An unlikely band of DIY environmentalists (The Economist)

Nov 19th 2007
From Economist.com

FAR above the treetops, in Indonesia’s remote Papuan provinces, the spotter planes are circling. They are looking for a place to strip the forest and produce the big cash crop of the moment: palm oil. And if not palm oil then jatropha, cassava or sugar cane, all of which can be used as either food or biofuel. With the price of oil so high these crops have become known as green gold, and they are being sought in some of the last remaining tracts of virgin rainforest in Asia.

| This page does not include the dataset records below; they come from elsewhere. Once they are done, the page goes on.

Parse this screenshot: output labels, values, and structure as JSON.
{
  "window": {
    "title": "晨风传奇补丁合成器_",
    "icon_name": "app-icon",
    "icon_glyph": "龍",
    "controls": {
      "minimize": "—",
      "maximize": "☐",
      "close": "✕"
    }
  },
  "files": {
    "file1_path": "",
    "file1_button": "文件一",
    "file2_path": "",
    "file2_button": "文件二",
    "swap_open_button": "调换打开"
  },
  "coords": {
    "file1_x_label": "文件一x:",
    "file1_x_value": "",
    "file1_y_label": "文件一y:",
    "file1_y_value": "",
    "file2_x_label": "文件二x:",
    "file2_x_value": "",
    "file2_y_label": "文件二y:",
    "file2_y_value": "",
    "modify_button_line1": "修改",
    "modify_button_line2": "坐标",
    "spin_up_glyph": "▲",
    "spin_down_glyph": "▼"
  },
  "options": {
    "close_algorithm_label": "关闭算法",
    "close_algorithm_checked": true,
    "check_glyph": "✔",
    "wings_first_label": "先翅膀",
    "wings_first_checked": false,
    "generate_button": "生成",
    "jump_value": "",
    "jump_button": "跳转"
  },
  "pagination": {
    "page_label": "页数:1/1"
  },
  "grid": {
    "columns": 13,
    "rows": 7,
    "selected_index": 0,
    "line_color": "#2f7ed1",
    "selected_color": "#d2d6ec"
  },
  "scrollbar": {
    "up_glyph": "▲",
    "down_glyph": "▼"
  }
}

Few of the Papuan tribesmen who live in these forests have any idea what the planes up above are doing. Nor do they realise that the future of their land for ten generations could well be determined by the people flying them.

AP The next Scorsese?

On one side, the Indonesian government wants to become the world’s biggest producer of palm oil and seems ready to sign a number of multi-million hectare concessions—lasting up to 100 years—on Papuan land. The contracts are worth around $8.5 billion. Opposing them are many governments around the world, who worry about the carbon emissions such deforestation would invite. And on another side still is the regional Papuan government, which has its own ideas about what should be done with the land. In the middle of all this are the people who actually live in the forest. Nobody seems quite certain what they want.

In this situation, it would come as no surprise if the environmental NGOs arrived on their flaming green steeds to argue that locals don't want their forest cut down. That may indeed be true. But wouldn’t it be better if the locals could say what they wanted for themselves?

This is the idea of a new project in Papua that uses film-making to promote civic action and local political participation. The project is being run by the Environmental Investigation Agency (EIA), a group best known for its work exposing the nefarious deeds of environmental criminals around the world.